Early networking is key to finding a job in the field, Choate said. Students should utilize the industry connections their faculty have and interact with guest speakers from the industry who come to speak to students, he said.
While the game development community is growing in Texas, most of the big networking conferences in the field are still either on the east or the west coast, making it even harder for students to build leads into companies or show their work to potential recruiters, Dryere said.
However, UTD’s ATEC program is working closely to build partnerships with animation companies in the area, Kratz said.
Despite these efforts, the field continues to be very competitive, Choate said. Unlike other majors, ATEC students rarely share internship or job opportunities among themselves for fear of increasing the competition, he said.
“If people have a job they’re happy to talk about it, but if they don’t have a job, everybody is kind of an enemy at that point,” Owen said.
Comet Careers will assign a career consultant to each school starting fall so that students can build personal relationships and find career resources. Students need to come early on in their program, so that Comet Careers can help them, Garza said.
Sanchez and Owen said that they have been unable to find any job openings posted on the Comet Careers website in their field, nor have they seen any ATEC recruiters at the career fairs.
While Owen only encountered three professors that had worked in the industry, Sanchez said many of his professors have used their contacts with professionals to provide students with constructive criticisms on their work. The critiques have helped him and other students improve upon their work and develop an idea of what recruiters are looking for, Sanchez said.
While the animation faculty at UTD has several members with significant industry experience, hiring such people is not easy, Kratz said.
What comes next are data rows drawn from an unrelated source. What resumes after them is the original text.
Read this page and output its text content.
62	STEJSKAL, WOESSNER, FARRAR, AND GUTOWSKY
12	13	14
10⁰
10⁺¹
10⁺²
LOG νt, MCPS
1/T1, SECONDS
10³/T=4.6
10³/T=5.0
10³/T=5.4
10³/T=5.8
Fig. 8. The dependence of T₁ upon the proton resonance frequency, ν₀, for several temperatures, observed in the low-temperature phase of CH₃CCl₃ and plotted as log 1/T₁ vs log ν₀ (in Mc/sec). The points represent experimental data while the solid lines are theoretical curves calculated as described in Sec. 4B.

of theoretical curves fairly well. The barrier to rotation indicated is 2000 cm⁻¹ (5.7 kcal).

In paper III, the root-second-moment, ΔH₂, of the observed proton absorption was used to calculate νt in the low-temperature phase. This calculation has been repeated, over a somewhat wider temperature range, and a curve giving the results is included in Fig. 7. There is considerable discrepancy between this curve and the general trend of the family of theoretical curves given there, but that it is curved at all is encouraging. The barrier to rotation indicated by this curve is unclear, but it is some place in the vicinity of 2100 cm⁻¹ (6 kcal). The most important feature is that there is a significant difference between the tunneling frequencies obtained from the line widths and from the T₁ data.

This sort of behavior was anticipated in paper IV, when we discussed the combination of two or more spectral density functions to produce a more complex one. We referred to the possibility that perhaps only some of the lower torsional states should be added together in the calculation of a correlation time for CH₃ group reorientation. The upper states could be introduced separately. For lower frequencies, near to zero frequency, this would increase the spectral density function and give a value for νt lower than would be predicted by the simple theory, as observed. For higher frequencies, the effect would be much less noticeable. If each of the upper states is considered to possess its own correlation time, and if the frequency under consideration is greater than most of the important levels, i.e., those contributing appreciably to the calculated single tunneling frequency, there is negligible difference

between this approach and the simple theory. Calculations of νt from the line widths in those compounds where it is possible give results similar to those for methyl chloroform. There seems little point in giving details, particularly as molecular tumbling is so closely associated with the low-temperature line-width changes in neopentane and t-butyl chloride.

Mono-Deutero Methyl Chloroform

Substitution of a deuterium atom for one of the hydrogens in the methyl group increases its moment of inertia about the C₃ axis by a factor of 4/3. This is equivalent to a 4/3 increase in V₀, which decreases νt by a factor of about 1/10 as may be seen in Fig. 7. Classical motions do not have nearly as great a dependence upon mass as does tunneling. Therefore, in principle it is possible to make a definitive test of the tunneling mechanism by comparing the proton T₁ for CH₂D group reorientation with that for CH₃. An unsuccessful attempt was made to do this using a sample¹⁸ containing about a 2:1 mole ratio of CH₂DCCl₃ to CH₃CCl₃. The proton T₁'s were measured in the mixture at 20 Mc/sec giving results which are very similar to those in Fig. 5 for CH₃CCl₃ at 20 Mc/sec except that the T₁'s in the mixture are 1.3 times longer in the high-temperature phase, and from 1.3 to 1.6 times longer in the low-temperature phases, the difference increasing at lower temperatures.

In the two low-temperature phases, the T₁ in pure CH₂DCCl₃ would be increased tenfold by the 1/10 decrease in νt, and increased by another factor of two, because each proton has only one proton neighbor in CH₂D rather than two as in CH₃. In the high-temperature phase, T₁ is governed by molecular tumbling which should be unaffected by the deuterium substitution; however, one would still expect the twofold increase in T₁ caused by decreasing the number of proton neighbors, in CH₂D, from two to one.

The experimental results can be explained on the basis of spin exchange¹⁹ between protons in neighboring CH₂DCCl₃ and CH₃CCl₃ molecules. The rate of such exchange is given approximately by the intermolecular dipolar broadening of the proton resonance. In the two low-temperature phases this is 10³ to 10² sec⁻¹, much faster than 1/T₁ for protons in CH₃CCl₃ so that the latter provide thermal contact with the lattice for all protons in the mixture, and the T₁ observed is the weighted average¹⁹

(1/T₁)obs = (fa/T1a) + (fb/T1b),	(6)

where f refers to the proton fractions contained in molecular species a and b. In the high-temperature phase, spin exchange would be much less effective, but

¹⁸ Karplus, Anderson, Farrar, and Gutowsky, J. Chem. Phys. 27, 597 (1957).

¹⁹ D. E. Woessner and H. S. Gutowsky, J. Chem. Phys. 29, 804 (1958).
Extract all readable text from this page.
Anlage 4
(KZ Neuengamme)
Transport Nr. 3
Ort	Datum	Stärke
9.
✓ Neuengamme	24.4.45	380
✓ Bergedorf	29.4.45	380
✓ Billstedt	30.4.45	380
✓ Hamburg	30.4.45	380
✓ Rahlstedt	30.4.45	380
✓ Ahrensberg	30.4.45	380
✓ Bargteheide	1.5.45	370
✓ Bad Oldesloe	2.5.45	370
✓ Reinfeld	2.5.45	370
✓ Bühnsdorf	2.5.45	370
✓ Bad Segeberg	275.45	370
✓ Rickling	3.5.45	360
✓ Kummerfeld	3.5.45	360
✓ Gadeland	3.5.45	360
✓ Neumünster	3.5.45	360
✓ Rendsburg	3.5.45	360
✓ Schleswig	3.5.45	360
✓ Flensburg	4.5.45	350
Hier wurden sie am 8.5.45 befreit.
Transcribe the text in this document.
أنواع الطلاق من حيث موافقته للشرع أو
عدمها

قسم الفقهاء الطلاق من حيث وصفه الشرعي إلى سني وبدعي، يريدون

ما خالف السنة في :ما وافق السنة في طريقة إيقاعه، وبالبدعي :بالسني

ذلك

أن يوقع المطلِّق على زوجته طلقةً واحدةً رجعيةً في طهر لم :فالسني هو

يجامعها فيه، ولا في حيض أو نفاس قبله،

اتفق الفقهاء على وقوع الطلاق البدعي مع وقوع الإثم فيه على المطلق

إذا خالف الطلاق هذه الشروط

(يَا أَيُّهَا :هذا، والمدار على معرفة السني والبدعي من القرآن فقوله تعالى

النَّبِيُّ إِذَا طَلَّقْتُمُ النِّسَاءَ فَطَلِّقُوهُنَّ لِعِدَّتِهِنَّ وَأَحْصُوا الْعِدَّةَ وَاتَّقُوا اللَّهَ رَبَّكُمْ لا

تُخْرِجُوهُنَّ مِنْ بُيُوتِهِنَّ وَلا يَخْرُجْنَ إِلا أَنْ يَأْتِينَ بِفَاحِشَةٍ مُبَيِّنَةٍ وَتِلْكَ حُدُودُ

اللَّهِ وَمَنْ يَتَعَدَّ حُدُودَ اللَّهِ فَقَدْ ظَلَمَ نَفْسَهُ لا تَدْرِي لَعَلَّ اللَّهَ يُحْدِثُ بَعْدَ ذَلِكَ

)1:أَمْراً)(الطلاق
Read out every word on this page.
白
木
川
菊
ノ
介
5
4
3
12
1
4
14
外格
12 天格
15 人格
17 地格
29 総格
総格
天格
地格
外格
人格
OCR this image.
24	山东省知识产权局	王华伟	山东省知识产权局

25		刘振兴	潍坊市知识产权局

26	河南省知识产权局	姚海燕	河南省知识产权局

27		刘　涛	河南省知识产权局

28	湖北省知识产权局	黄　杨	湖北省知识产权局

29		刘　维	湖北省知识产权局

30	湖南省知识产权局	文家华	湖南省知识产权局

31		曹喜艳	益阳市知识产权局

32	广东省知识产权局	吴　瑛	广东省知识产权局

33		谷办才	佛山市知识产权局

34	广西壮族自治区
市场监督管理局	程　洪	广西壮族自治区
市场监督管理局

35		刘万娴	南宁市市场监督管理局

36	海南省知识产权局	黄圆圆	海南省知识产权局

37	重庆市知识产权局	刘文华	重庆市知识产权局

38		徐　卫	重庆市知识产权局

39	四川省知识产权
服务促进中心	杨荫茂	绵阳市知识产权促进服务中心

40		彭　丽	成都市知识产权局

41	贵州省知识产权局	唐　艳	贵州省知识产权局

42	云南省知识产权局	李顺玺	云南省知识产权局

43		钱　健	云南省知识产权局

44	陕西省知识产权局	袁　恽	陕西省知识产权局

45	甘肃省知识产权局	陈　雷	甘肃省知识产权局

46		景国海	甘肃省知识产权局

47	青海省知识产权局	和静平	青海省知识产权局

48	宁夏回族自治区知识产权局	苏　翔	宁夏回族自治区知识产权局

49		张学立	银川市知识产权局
Faculty members must have at least a graduate degree in order to meet the university’s hiring policies, he said.
No program can be designed simply to ensure that students get a job out of college, Kratz said. Coursework should train students for work in different arenas and give them the ability to create jobs, he said.
Sometimes, becoming an entrepreneur two years after graduating might be a better option than having a job right out of college that doesn’t take the student further, Kratz said.
“It leads to the larger question of what an education’s about, Kratz said. “It’s to become more skilled, more imaginative, deeper, more able to deal with strangeness and also able to present yourself in a way that someone wants you to work for them.”